TIRANA, April 5 – Seven months after the launch of a tough nationwide campaign to tackle widespread tax evasion, the Albanian government has announced the beginning of a second stage against informality in a bid to formalize the market and boost public finances.
Speaking at conference this week, Prime Minister Edi Rama said the nationwide campaign against informality has already yielded positive results, but the potential is far bigger.
According to him, some 47,000 businesses previously operating informally registered with authorities and 83,000 workers were lifted out of informality in the past seven months.
Government revenue in the first quarter of this year increased by 20 percent or $100 million, said the Prime Minister.
The government says the campaign’s second stage will focus on big businesses, including those dealing with excise goods such as fuel, tobacco, alcohol.
A risk-based electronic platform, easier procedures, improved service to taxpayers and communication with and education of taxpayers will be the four key points of the campaign’s second stage.
The risk-based platform has equipped the tax administration with intelligent instruments of office-based analysis and inspection, by minimizing the number of field inspections, says the government.
Earlier this year, the Albanian government lowered its expectations of extra income from the fight against tax evasion after an aggressive nationwide campaign launched last September formalized thousands of previous informal business and workers, but failed to boost revenue because of sluggish domestic consumption.
In its 2016-2018 program of economic reforms, the Albanian government says it expects the ongoing campaign against informality, estimated at about 30 percent of the GDP, to generate 9.3 billion lek (€66 million) for 2016, a small amount compared to initial expectations of more than $300 million in 300 days announced in Sept. 2015 at the start of the nationwide operation.
The fight against informality is estimated to have formalized 30,000 businesses and 40,000 workers in September- December 2015.
Yet, Albania’s public finances failed to meet targets by about 20 billion lek (€141 million) in 2015 when the budget was revised three times, including twice in December, according to a report by the finance ministry.

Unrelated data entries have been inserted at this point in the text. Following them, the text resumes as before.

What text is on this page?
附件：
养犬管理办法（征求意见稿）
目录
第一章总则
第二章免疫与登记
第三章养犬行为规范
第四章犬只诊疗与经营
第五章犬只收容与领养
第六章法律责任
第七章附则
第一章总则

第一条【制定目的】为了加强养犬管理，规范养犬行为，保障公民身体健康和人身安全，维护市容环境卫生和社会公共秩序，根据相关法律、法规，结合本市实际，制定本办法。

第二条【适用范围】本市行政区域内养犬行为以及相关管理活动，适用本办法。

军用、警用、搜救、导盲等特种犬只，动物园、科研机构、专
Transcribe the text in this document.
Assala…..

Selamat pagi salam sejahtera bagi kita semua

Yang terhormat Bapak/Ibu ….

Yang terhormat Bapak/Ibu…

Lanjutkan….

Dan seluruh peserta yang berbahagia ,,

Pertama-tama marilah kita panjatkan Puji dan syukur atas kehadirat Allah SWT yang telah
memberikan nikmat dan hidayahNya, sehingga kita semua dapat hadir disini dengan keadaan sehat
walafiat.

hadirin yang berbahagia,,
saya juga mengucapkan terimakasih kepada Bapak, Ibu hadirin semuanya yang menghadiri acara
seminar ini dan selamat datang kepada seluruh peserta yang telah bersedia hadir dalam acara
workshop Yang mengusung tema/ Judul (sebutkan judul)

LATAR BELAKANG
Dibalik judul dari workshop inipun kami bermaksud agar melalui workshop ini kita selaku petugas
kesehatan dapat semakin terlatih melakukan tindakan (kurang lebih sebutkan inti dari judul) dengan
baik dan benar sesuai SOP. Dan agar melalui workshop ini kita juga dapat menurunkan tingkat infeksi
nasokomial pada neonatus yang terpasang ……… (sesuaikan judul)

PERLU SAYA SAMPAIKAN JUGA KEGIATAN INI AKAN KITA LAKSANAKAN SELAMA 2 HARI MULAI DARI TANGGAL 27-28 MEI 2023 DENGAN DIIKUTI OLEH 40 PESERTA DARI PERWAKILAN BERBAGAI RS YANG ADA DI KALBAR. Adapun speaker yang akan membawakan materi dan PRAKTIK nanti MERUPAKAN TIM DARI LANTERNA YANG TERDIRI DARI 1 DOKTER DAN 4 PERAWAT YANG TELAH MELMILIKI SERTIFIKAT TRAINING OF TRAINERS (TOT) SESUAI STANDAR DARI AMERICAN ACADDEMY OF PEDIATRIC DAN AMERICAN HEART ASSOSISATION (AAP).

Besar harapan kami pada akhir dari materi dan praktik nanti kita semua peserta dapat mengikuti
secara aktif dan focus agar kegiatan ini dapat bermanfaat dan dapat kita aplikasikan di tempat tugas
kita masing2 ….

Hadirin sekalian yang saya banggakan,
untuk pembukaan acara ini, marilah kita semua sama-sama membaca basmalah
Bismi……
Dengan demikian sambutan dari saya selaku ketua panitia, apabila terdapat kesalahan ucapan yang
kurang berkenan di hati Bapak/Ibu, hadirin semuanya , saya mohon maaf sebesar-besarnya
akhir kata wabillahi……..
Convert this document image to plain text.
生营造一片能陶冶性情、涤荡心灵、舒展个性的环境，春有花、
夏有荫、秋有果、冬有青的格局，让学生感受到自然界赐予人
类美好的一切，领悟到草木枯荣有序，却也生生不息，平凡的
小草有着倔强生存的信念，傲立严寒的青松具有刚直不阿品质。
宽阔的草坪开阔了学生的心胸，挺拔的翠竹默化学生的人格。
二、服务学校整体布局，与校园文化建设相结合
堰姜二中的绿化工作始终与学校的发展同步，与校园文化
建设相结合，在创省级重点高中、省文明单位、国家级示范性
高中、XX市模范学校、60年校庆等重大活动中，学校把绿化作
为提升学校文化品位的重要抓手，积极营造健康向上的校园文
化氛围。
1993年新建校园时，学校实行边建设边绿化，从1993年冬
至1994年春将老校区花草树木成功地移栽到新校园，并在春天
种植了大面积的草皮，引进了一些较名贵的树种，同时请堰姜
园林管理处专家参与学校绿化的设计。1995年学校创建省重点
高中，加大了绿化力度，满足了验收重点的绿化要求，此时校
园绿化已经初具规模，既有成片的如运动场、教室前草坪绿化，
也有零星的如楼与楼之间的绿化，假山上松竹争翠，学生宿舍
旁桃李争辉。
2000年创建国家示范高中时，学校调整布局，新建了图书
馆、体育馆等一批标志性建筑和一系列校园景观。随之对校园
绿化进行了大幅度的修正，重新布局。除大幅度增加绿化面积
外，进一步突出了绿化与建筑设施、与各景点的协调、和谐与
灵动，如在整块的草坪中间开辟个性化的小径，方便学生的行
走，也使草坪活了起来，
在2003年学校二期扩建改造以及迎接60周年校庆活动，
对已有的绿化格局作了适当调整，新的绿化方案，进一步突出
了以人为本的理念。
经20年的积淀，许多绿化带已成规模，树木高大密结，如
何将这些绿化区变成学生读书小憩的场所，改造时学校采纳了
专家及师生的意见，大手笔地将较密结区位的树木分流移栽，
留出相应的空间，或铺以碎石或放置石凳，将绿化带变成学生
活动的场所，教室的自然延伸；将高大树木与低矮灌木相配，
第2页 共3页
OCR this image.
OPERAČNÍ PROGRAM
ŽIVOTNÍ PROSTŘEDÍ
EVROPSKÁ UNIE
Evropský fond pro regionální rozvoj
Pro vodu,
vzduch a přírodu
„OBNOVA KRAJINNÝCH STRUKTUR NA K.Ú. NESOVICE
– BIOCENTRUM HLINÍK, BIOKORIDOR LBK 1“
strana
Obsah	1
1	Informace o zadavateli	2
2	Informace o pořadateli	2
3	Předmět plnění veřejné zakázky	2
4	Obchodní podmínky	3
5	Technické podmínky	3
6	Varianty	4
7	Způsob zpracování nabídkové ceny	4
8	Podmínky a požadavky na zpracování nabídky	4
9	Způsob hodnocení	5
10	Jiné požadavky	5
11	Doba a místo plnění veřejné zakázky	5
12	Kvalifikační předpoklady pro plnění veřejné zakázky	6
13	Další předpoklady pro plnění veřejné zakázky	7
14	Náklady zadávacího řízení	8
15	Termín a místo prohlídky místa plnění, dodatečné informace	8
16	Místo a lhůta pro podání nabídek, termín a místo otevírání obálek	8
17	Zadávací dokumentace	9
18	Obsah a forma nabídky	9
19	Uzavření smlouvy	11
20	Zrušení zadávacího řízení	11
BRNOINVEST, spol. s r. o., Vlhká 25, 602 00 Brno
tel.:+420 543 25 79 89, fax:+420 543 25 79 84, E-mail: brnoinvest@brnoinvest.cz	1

The campaign against informality, accompanied by legal changes with tougher penalties, was criticized because of focusing on small businesses and repeated field inspections not helping improve the business climate.
Last March, Albania’s Constitutional Court turned down a heavy fines law increasing fines on tax evasion by up to 50-fold as running counter to constitutional principles. The new legal changes envisaged fines of 500,000 lek (€3,529) to 10 million lek (€71,000) on informality in apparent “disproportionate” penalties to income and offences committed.
A business association has also challenged as unconstitutional some legal changes replacing fines with prison time over tax evasion which is being examined by the Constitutional Court and most recently some tax hikes by Tirana Municipality at the Tirana Administrative Court.
Sluggish domestic consumption, non-performing loans at 18 percent preventing credit growth and an asylum exodus which saw more than 50,000 Albanians leave the country last year are having a negative impact on the Albanian economy which has been struggling with growth rates of 1 to 3 percent in the aftermath of the global financial crisis. The country’s public debt has also sharply increased to above 70 percent, becoming a burden on much-needed public investments due to its high cost.